In my last post I discussed the fact that SQL Ids can, in fact, be useful on an instance that is set to Windows Authentication only. Today I’m going to use that same technique to give someone permission to run a SQL Server Agent job without granting them excessive permissions.
Quick background. There are only two ways that someone can have permission to execute a SQL Agent job. You must either own the job, or be a member of the role SQLAgentOperatorRole (found in msdb).

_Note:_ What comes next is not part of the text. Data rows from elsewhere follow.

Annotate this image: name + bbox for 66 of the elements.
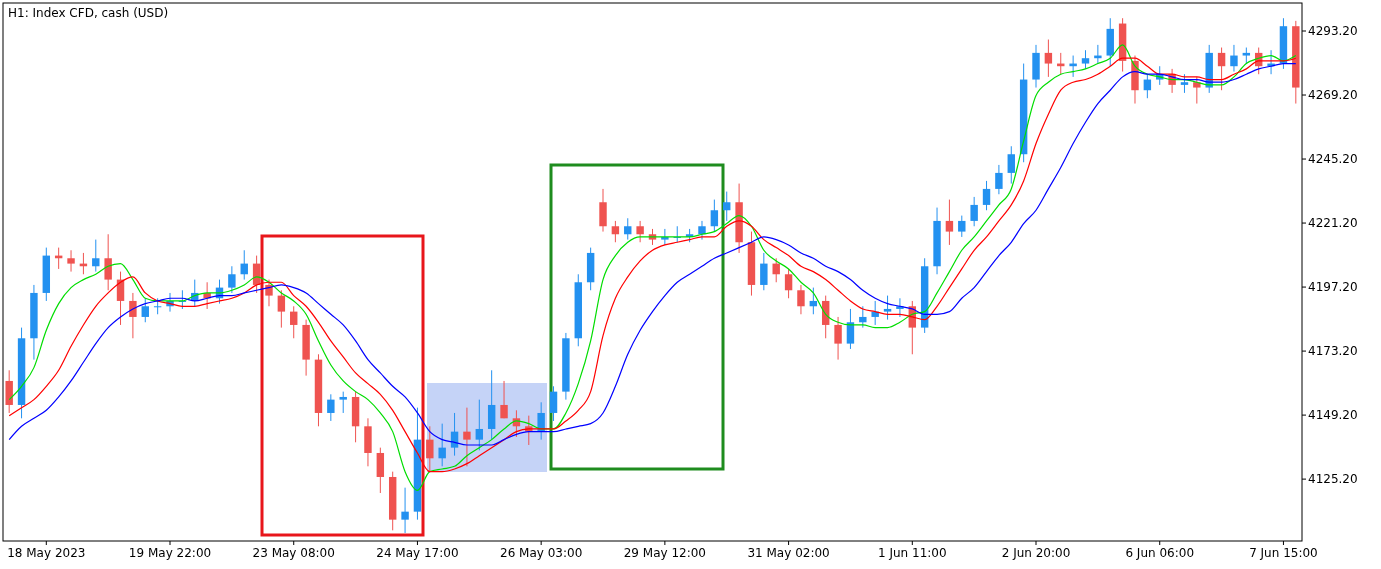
candlestick (797, 284, 805, 315)
y-tick-label: 4149.20 (1308, 408, 1358, 423)
candlestick (958, 215, 966, 238)
candlestick (401, 487, 409, 534)
candlestick (1217, 47, 1226, 91)
candlestick (500, 380, 508, 419)
candlestick (859, 305, 867, 329)
candlestick (846, 308, 855, 350)
candlestick (624, 217, 632, 241)
candlestick (970, 196, 978, 227)
candlestick (141, 297, 149, 323)
candlestick (760, 252, 768, 291)
candlestick (549, 385, 558, 422)
candlestick (104, 233, 112, 291)
candlestick (67, 249, 75, 273)
y-tick-label: 4221.20 (1308, 216, 1358, 231)
candlestick (710, 199, 719, 233)
candlestick (723, 191, 731, 222)
candlestick (290, 305, 298, 339)
candlestick (1081, 49, 1090, 70)
candlestick (599, 188, 607, 233)
x-tick-label: 26 May 03:00 (500, 546, 583, 560)
candlestick (463, 407, 471, 467)
x-tick-label: 7 Jun 15:00 (1249, 546, 1318, 560)
candlestick (698, 220, 706, 241)
candlestick (426, 425, 434, 473)
candlestick (945, 199, 954, 246)
candlestick (636, 220, 644, 243)
chart-title: H1: Index CFD, cash (USD) (8, 6, 169, 20)
candlestick (277, 289, 286, 329)
candlestick (611, 220, 620, 243)
y-tick-label: 4245.20 (1308, 152, 1358, 167)
y-tick-label: 4269.20 (1308, 88, 1358, 103)
x-tick-label: 1 Jun 11:00 (878, 546, 947, 560)
candlestick (92, 239, 100, 273)
candlestick (376, 447, 385, 494)
candlestick (475, 399, 484, 451)
x-tick-label: 29 May 12:00 (623, 546, 707, 560)
candlestick (1044, 39, 1053, 78)
x-tick-label: 19 May 22:00 (128, 546, 212, 560)
y-tick-label: 4197.20 (1308, 280, 1358, 295)
y-tick-label: 4293.20 (1308, 24, 1358, 39)
candlestick (1193, 76, 1201, 105)
candlestick (1230, 44, 1238, 73)
candlestick (784, 268, 793, 299)
x-tick-label: 6 Jun 06:00 (1125, 546, 1195, 560)
candlestick (1180, 73, 1189, 94)
candlestick (228, 265, 236, 294)
candlestick (1007, 145, 1015, 185)
candlestick (883, 295, 892, 321)
x-tick-label: 24 May 17:00 (376, 546, 459, 560)
candlestick (982, 180, 991, 211)
candlestick (129, 292, 137, 339)
candlestick (327, 393, 335, 422)
candlestick (438, 423, 446, 467)
y-tick-label: 4125.20 (1308, 472, 1358, 487)
x-tick-label: 2 Jun 20:00 (1001, 546, 1071, 560)
candlestick (834, 316, 842, 361)
y-tick-label: 4173.20 (1308, 344, 1358, 359)
x-tick-label: 23 May 08:00 (252, 546, 335, 560)
candlestick (871, 300, 879, 326)
candlestick (995, 164, 1003, 195)
x-tick-label: 31 May 02:00 (747, 546, 830, 560)
candlestick (339, 391, 347, 414)
x-tick-label: 18 May 2023 (7, 546, 86, 560)
candlestick (487, 369, 496, 441)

Unfortunately SQLAgentOperatorRole grants permissions to run any job (among other things).
However, by creating an id with the permissions to run any job and then creating a stored procedure that uses impersonation to use that id to run the job we can work around this.
USE msdb; GO -- Create a user to run the job. CREATE USER CanRunAnyJob WITHOUT LOGIN; -- Add user CanRunAnyJob to the role SQLAgentOperatorRole ALTER ROLE SQLAgentOperatorRole ADD MEMBER CanRunAnyJob; GO -- Create a stored procedure that executes the job CREATE PROCEDURE sp_RunThisJob WITH EXECUTE AS 'CanRunAnyJob' AS EXEC sp_start_job 'ThisJob'; GO
Now, in order to test we have two options. Either test using a windows/AD id by running SSMS as an alternate ID or create another SQL Id and use impersonation again. I’m using the SQL Id here but I did test this both ways and it worked fine.

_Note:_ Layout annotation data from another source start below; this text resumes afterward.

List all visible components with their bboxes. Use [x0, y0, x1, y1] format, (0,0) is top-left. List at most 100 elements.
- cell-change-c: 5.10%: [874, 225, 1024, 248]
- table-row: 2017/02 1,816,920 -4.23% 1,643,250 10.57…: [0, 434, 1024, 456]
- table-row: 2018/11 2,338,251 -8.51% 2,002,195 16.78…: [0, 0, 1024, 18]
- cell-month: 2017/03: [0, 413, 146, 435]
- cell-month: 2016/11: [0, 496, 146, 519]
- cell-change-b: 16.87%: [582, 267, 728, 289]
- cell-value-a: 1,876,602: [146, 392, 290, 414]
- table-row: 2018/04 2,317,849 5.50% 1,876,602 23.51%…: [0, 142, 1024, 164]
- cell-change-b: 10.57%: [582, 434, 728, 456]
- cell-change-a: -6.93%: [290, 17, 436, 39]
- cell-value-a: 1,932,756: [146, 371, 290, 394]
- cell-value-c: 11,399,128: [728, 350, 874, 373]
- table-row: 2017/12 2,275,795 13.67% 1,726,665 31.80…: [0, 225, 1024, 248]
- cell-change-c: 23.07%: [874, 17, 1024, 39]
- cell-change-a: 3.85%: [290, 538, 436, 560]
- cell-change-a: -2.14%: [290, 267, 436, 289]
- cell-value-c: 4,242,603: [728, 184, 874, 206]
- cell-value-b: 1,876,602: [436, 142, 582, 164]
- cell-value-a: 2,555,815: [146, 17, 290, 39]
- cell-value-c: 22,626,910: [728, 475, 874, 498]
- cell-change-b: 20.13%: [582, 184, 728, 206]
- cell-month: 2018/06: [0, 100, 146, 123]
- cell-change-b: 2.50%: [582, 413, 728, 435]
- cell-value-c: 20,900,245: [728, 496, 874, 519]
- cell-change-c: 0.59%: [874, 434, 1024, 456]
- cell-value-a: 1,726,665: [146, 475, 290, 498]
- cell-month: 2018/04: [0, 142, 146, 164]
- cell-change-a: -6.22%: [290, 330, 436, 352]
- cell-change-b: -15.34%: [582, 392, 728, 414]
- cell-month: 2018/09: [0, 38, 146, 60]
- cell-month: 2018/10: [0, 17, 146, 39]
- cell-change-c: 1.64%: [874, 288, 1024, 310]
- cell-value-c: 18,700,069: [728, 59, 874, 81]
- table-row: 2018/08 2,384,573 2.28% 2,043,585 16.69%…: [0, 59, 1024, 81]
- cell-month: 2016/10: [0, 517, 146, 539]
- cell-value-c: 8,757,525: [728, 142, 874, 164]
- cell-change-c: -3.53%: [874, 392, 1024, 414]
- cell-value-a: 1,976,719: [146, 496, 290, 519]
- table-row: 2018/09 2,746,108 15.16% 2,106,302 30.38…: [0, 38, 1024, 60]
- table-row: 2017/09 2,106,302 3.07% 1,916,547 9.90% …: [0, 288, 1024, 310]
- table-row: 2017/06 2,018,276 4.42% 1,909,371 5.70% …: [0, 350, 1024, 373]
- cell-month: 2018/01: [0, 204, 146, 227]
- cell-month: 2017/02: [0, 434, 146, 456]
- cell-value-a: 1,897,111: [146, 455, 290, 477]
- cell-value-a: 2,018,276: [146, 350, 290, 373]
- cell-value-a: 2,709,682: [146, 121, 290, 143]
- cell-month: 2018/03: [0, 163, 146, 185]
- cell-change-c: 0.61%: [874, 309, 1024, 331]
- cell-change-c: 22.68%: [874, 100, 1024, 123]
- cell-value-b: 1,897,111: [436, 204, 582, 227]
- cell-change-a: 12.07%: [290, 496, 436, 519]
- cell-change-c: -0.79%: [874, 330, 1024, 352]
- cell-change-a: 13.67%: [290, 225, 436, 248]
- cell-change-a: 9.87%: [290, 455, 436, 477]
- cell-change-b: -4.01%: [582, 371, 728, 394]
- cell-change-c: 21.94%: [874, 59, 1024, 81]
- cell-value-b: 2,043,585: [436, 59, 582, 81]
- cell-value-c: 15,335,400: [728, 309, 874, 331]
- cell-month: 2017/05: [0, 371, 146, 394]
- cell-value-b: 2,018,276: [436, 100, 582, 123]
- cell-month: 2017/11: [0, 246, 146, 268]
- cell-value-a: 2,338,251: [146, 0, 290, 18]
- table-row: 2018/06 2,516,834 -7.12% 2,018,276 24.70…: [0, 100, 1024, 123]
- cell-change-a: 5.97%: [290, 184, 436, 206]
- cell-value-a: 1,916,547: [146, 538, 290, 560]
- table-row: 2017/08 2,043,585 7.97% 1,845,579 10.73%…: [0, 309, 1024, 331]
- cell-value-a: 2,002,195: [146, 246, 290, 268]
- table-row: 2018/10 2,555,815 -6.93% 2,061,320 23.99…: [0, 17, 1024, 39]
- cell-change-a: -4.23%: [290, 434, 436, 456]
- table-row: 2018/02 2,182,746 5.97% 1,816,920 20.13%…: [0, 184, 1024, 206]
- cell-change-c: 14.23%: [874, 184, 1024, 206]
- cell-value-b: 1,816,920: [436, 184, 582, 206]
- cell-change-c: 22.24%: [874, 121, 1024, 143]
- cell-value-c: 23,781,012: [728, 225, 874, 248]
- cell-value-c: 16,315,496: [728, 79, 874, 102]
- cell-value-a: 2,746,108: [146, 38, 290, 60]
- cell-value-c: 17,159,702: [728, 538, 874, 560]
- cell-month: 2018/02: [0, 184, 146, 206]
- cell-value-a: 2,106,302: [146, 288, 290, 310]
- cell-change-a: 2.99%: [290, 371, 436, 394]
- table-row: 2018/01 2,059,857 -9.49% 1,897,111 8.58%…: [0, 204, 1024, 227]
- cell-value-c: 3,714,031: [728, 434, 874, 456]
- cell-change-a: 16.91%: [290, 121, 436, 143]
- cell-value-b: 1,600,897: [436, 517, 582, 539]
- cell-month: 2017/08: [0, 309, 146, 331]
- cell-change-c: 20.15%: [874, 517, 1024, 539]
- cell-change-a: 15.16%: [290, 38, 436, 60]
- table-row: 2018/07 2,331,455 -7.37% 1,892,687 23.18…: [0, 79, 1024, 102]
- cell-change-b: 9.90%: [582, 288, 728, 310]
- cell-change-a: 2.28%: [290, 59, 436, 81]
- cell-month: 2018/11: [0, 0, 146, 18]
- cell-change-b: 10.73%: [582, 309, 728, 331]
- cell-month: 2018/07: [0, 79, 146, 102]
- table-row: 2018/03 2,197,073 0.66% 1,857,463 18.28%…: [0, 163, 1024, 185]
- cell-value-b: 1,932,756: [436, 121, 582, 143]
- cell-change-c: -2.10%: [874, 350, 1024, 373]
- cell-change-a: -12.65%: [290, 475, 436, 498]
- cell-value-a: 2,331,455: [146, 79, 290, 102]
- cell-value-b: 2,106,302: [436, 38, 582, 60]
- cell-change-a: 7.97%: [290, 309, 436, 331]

-- Create a SQL Id with no permissions other than to run -- the stored procedure. USE msdb; GO CREATE USER CanRunAJob WITHOUT LOGIN; GO GRANT EXECUTE ON sp_RunThisJob TO CanRunAJob; GO -- Impersonate the user and run the job. EXECUTE AS USER = 'CanRunAJob'; GO EXECUTE sp_RunThisJob; GO REVERT;
A few things of note here.
- The job I used was a very simple job. It is owned by sa with a single step that ran a single T-SQL statement:
SELECT name FROM sys.databases;
I believe this will work regardless of the owner of the job or the tasks the job is running, however, if you run into problems remember that proxies will allow you to specify exactly who is running each step of a job.
- The SQL Ids I created didn’t have an associated server principal (login). This means that there is no password, no instance level CONNECT SQL permission, etc. Basically, regardless of if the instance is in Mixed mode or Windows Authenticated mode you can’t use these ids to connect to the instance. I did this deliberately to limit any security risks.

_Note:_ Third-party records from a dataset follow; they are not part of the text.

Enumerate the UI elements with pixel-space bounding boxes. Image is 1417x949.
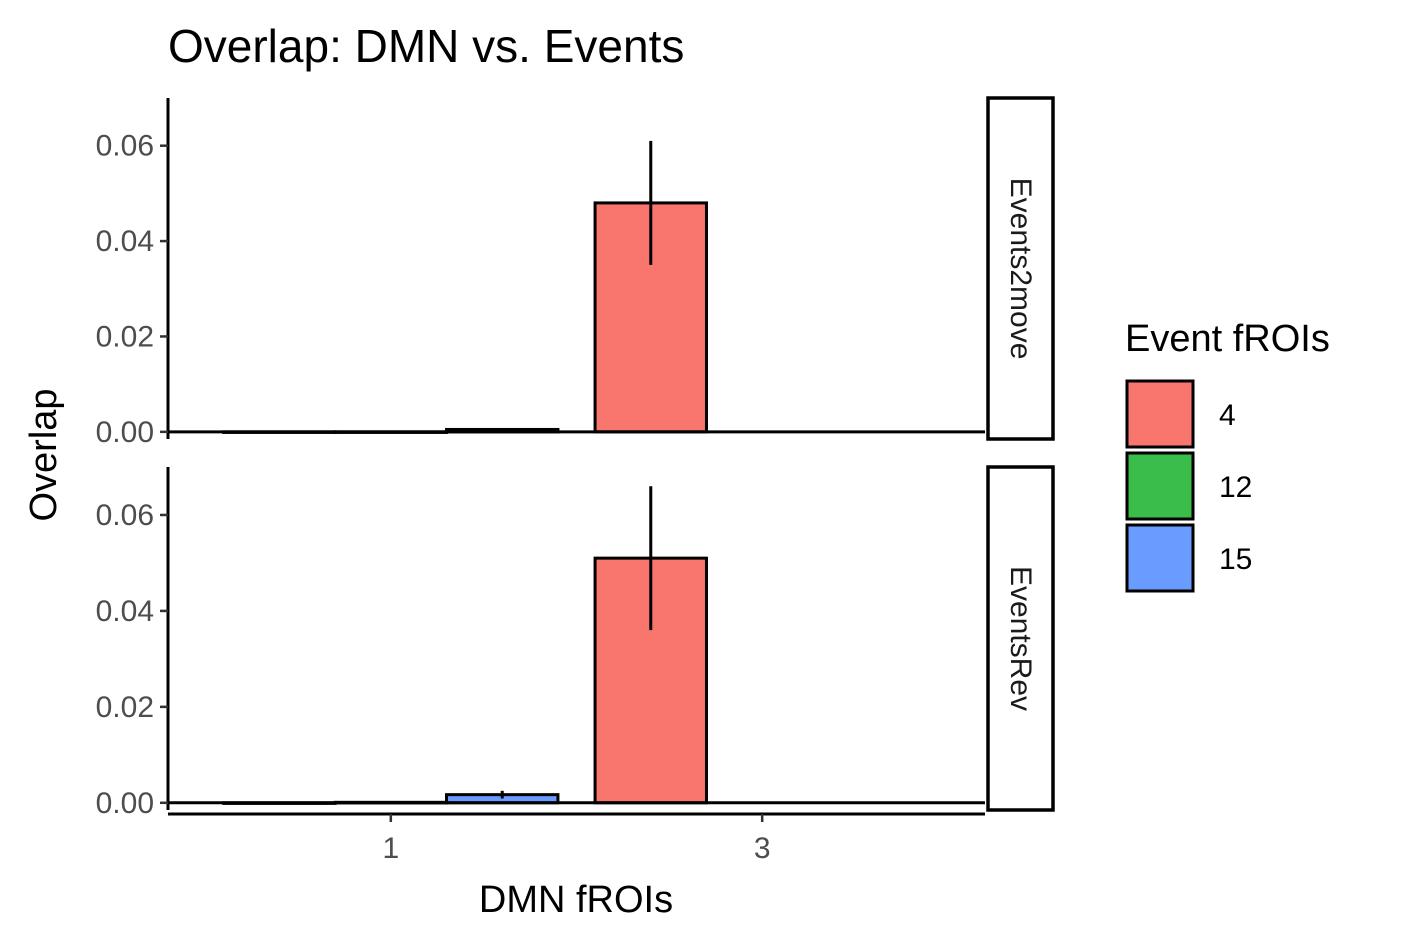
y-tick-label: 0.02 [96,320,154,353]
y-tick-label: 0.02 [96,691,154,724]
y-tick-label: 0.04 [96,595,154,628]
facet-strip [986,465,1055,812]
y-axis-title: Overlap [23,388,65,521]
legend: Event fROIs 4 12 15 [1125,318,1330,593]
x-axis-title: DMN fROIs [479,879,673,921]
facet-strip [986,96,1055,441]
y-tick-label: 0.04 [96,225,154,258]
legend-key [1125,451,1195,521]
legend-entries: 4 12 15 [1125,379,1252,593]
legend-key [1125,523,1195,593]
chart-title: Overlap: DMN vs. Events [168,20,684,72]
legend-key [1125,379,1195,449]
facet-strip-label: EventsRev [1004,566,1037,711]
legend-label: 4 [1219,399,1236,432]
x-tick-label: 1 [382,832,399,865]
y-tick-label: 0.00 [96,787,154,820]
y-tick-label: 0.06 [96,499,154,532]
legend-label: 12 [1219,471,1252,504]
legend-label: 15 [1219,543,1252,576]
x-tick-label: 3 [754,832,771,865]
facet-strip-label: Events2move [1004,178,1037,360]
panel-1: 0.00 0.02 0.04 0.06 Events2move [96,96,1055,449]
panel-2: 0.00 0.02 0.04 0.06 EventsRev [96,465,1055,820]
y-tick-label: 0.00 [96,416,154,449]
legend-title: Event fROIs [1125,318,1330,360]
panels-layer: 0.000.020.040.06Events2move0.000.020.040… [96,96,1055,865]
y-tick-label: 0.06 [96,130,154,163]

- Everything I did here was in msdb. This is because the permissions needed were all there. When dealing with this in a real environment your CanRunAnyJob user will have to be created in msdb so that it can be added to the SQLAgentOperatorRole role. That means the stored procedure also has to be created in msdb. And finally, anyone that is going to have access to run that stored procedure will need a user within msdb. I don’t see this as a major risk since the only permissions they will be granted is EXECUTE on that stored procedure.